Content-based image retrieval with a Convolutional Siamese Neural Network: Distinguishing lung cancer and tuberculosis in CT images

Comput Biol Med. 2022 Jan:140:105096. doi: 10.1016/j.compbiomed.2021.105096. Epub 2021 Nov 30.

Abstract

Background: CT findings of lung cancer and tuberculosis are sometimes similar, potentially leading to misdiagnosis. This study aims to combine deep learning and content-based image retrieval (CBIR) to distinguish lung cancer (LC) from nodular/mass atypical tuberculosis (NMTB) in CT images.

Methods: This study proposes CBIR with a convolutional Siamese neural network (CBIR-CSNN). First, the lesion patches are cropped out to compose LC and NMTB datasets and the pairs of two arbitrary patches form a patch-pair dataset. Second, this patch-pair dataset is utilized to train a CSNN. Third, a test patch is treated as a query. The distance between this query and 20 patches in both datasets is calculated using the trained CSNN. The patches closest to the query are used to give the final prediction by majority voting. One dataset of 719 patients is used to train and test the CBIR-CSNN. Another external dataset with 30 patients is employed to verify CBIR-CSNN.

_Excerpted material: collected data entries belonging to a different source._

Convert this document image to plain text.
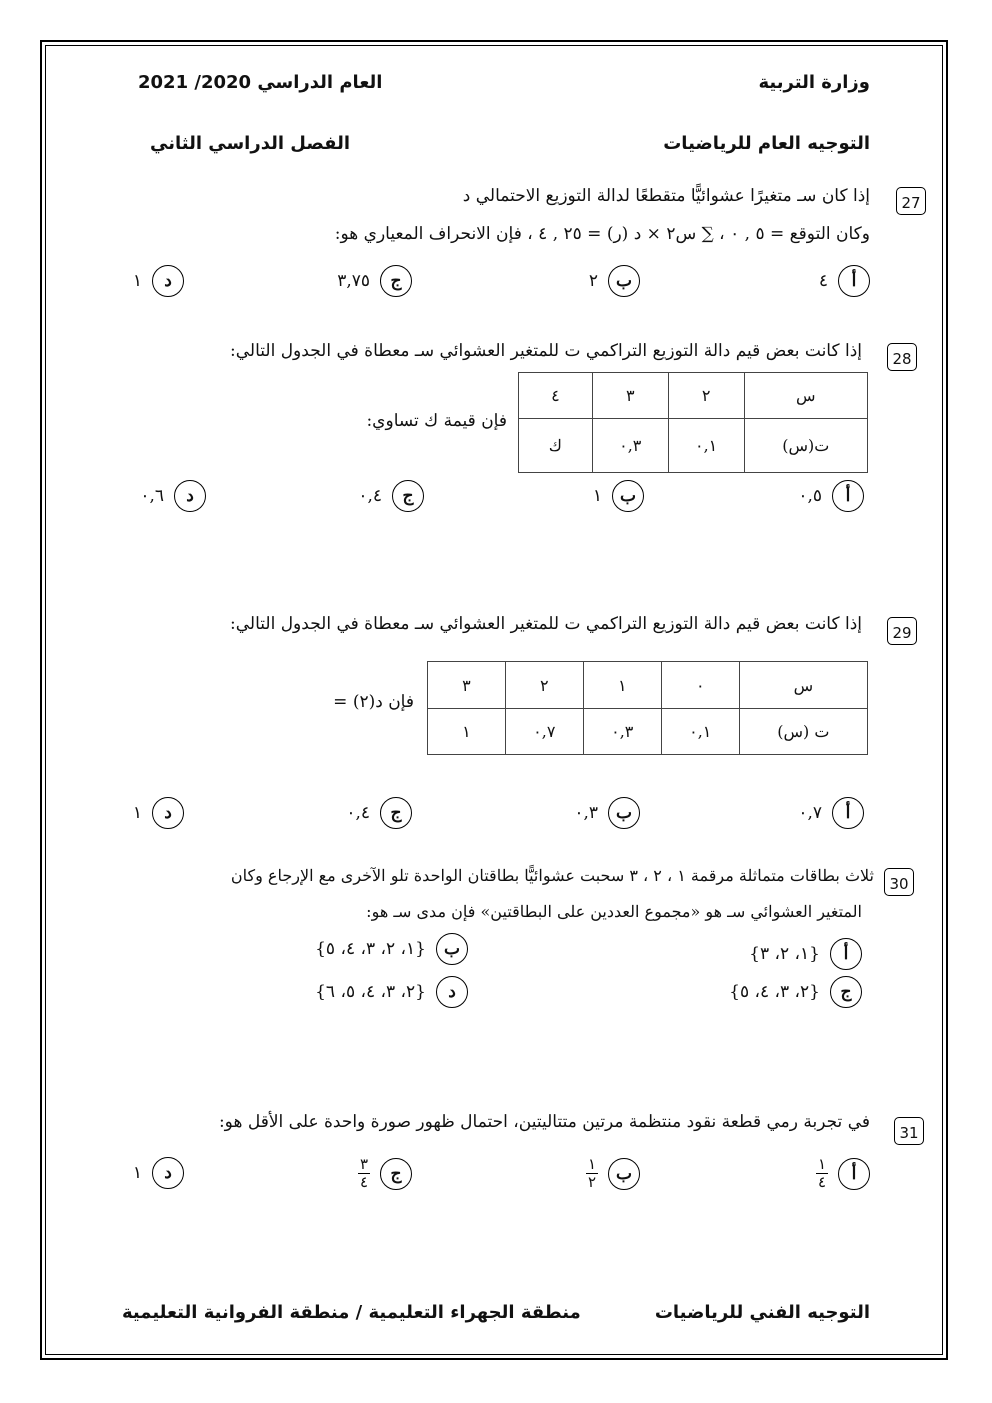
وزارة التربية
العام الدراسي 2020/ 2021
التوجيه العام للرياضيات
الفصل الدراسي الثاني
27
إذا كان سـ متغيرًا عشوائيًّا متقطعًا لدالة التوزيع الاحتمالي د
وكان التوقع = ٥ , ٠ ، ∑ س٢ × د (ر) = ٢٥ , ٤ ، فإن الانحراف المعياري هو:
أ
٤
ب
٢
ج
٣,٧٥
د
١
28
إذا كانت بعض قيم دالة التوزيع التراكمي ت للمتغير العشوائي سـ معطاة في الجدول التالي:
س	٢	٣	٤
ت(س)	٠,١	٠,٣	ك
فإن قيمة ك تساوي:
أ
٠,٥
ب
١
ج
٠,٤
د
٠,٦
29
إذا كانت بعض قيم دالة التوزيع التراكمي ت للمتغير العشوائي سـ معطاة في الجدول التالي:
س	٠	١	٢	٣
ت (س)	٠,١	٠,٣	٠,٧	١
فإن د(٢) =
أ
٠,٧
ب
٠,٣
ج
٠,٤
د
١
30
ثلاث بطاقات متماثلة مرقمة ١ ، ٢ ، ٣ سحبت عشوائيًّا بطاقتان الواحدة تلو الآخرى مع الإرجاع وكان
المتغير العشوائي سـ هو «مجموع العددين على البطاقتين» فإن مدى سـ هو:
أ
{١، ٢، ٣}
ب
{١، ٢، ٣، ٤، ٥}
ج
{٢، ٣، ٤، ٥}
د
{٢، ٣، ٤، ٥، ٦}
31
في تجربة رمي قطعة نقود منتظمة مرتين متتاليتين، احتمال ظهور صورة واحدة على الأقل هو:
أ
$\frac{١}{٤}$
ب
$\frac{١}{٢}$
ج
$\frac{٣}{٤}$
د
١
التوجيه الفني للرياضيات
منطقة الجهراء التعليمية / منطقة الفروانية التعليمية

Results: The CBIR-CSNN achieves excellent performance at the patch level with an mAP (Mean Average Precision) of 0.953, an accuracy of 0.947, and an area under the curve (AUC) of 0.970. At the patient level, the CBIR-CSNN correctly predicted all labels. In the external dataset, the CBIR-CSNN has an accuracy of 0.802 and AUC of 0.858 at the patch level, and 0.833 and 0.902 at the patient level.

Conclusions: This CBIR-CSNN can accurately and automatically distinguish LC from NMTB using CT images. CBIR-CSNN has excellent representation capability, compatibility with few-shot learning, and visual explainability.

Keywords: Content-based imaging retrieval; Lung cancer; Nodular/mass atypical pulmonary tuberculosis; Siamese network.